Missionsdaten: November 1999 bis Mai 2010Kontext:Abschluss des ersten Kongo-Krieges

Ergebnis:Der Zweite Kongokrieg begann 1998, als Ruanda einmarschierte.

Es endete offiziell 2002, aber die Kämpfe verschiedener Rebellengruppen gingen weiter. Im Jahr 2010 wurde der MONUC vorgeworfen, nicht in der Nähe einer ihrer Stationen Massenvergewaltigungen zu stoppen.

Die Mission wurde in Stabilisierungsmission der Organisation der Vereinten Nationen in der Demokratischen Republik Kongo umbenannt.

UNMEE - UN-Beobachtermission in Äthiopien und Eritrea

Missionsdaten: Juni 2000 bis Juli 2008Kontext:Ein Waffenstillstand, der von Äthiopien und Eritrea in ihrem anhaltenden Grenzstreit unterzeichnet wurde.

Ergebnis:Die Mission wurde beendet, nachdem Eritrea zahlreiche Beschränkungen auferlegt hatte, die eine effektive Operation verhinderten.

MINUCI - UNO-Operation in Côte d'Ivoire

Missionsdaten: Mai 2003 bis April 2004Kontext:Die Umsetzung des Abkommens von Linas-Marcoussis, das den anhaltenden Konflikt im Land beenden sollte, ist fehlgeschlagen.

Ergebnis:MINUCI wurde durch die Operation der Vereinten Nationen in Côte d'Ivoire (UNOCI) ersetzt. UNOCI ist im Aufbau und schützt die Bevölkerung im Land und unterstützt die Regierung bei der Abrüstung und Demobilisierung ehemaliger Kombattanten.

ONUB - UNO-Operation in Burundi

Missionsdaten: Mai 2004 bis Dezember 2006Kontext:Burundischer Bürgerkrieg

Ergebnis:Das Ziel der Mission war es, den Frieden in Burundi wiederherzustellen und zu einer einheitlichen Regierung beizutragen. Pierre Nkurunziza wurde im August 2005 als Präsident von Burundi vereidigt. Zwölf Jahre Mitternacht bis zum Morgengrauen wurden schließlich gegen die Einwohner Burundis aufgehoben.

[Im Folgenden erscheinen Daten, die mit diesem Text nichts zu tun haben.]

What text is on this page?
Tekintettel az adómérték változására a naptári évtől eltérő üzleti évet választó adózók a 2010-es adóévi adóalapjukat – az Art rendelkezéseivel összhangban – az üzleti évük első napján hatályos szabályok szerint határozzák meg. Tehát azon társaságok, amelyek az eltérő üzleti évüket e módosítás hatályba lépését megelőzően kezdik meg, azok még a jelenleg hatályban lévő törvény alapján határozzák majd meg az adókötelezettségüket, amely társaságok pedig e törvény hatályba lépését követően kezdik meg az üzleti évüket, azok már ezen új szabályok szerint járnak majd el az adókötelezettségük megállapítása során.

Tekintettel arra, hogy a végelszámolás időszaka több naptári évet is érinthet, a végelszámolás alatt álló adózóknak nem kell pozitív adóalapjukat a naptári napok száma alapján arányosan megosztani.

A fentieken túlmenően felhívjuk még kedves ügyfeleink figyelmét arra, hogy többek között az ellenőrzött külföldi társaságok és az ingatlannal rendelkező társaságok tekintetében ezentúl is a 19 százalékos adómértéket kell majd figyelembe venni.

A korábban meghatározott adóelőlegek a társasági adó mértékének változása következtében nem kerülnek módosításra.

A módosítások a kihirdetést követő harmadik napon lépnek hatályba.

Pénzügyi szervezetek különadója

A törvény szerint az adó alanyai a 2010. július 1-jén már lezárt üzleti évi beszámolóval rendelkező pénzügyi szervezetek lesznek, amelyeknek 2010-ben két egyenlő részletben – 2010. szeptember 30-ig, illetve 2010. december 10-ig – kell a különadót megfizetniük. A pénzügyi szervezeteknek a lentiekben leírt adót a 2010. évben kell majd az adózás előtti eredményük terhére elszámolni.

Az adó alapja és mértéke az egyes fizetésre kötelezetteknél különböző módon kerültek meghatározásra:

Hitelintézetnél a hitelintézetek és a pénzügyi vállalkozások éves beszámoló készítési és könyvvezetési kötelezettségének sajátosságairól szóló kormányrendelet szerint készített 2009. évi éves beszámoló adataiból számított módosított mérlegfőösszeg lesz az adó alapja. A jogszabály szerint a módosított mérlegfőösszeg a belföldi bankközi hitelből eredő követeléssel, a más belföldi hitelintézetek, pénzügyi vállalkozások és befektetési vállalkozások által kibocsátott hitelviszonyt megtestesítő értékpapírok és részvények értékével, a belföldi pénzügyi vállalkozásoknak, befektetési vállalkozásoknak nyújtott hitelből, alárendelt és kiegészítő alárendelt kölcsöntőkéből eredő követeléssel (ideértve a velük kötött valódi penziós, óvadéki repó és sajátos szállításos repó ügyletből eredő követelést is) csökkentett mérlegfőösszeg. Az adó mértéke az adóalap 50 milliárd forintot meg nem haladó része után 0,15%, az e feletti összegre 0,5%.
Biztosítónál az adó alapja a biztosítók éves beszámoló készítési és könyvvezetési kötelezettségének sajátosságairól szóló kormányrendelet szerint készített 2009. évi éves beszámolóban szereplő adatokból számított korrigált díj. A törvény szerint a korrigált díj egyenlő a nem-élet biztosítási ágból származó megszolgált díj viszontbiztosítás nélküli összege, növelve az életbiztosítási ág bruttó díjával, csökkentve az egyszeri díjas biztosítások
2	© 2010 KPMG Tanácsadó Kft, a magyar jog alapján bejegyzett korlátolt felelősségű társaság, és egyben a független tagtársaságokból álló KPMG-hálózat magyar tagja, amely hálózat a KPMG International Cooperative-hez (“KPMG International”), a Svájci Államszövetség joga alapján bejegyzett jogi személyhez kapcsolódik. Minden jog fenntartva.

MINURCAT - UN-Mission in der Zentralafrikanischen Republik und im Tschad

Missionsdaten: September 2007 bis Dezember 2010Kontext:Anhaltende Gewalt in Darfur, im Osten des Tschad und im Nordosten der Zentralafrikanischen Republik

Ergebnis:Die Sorge um die zivile Sicherheit bei Aktivitäten bewaffneter Gruppen in der Region hat die Mission ausgelöst. Am Ende der Mission versprach die Regierung des Tschads, dass sie die Verantwortung für den Schutz ihrer Bürger behalten werde.

Nach der Beendigung der Mission setzte das Integrierte Büro der Vereinten Nationen für Friedenskonsolidierung in der Zentralafrikanischen Republik die Bemühungen zum Schutz der Bevölkerung fort.

UNMIS - UN-Mission im Sudan

Missionsdaten: März 2005 bis Juli 2011Kontext:Ende des Zweiten Sudanesischen Bürgerkriegs und Unterzeichnung des Comprehensive Peace Agreement (CPA)

Ergebnis:Die CPA zwischen der sudanesischen Regierung und der Sudan People's Liberation Movement (SPLM) wurde unterzeichnet, brachte jedoch keinen sofortigen Frieden. 2007 kamen die beiden Gruppen zu einem anderen Abkommen, und nordsudanesische Truppen zogen sich aus dem Südsudan zurück.

Im Juli 2011 wurde die Republik Südsudan als unabhängiges Land gebildet.

Die Mission wurde durch die UN-Mission in der Republik Südsudan (UNMISS) ersetzt, um den Friedensprozess fortzusetzen und Zivilpersonen zu schützen. Dies begann sofort und ab 2017 wird die Mission fortgesetzt.

Quellen:

Friedenssicherung der Vereinten Nationen. Frühere friedenserhaltende Operationen.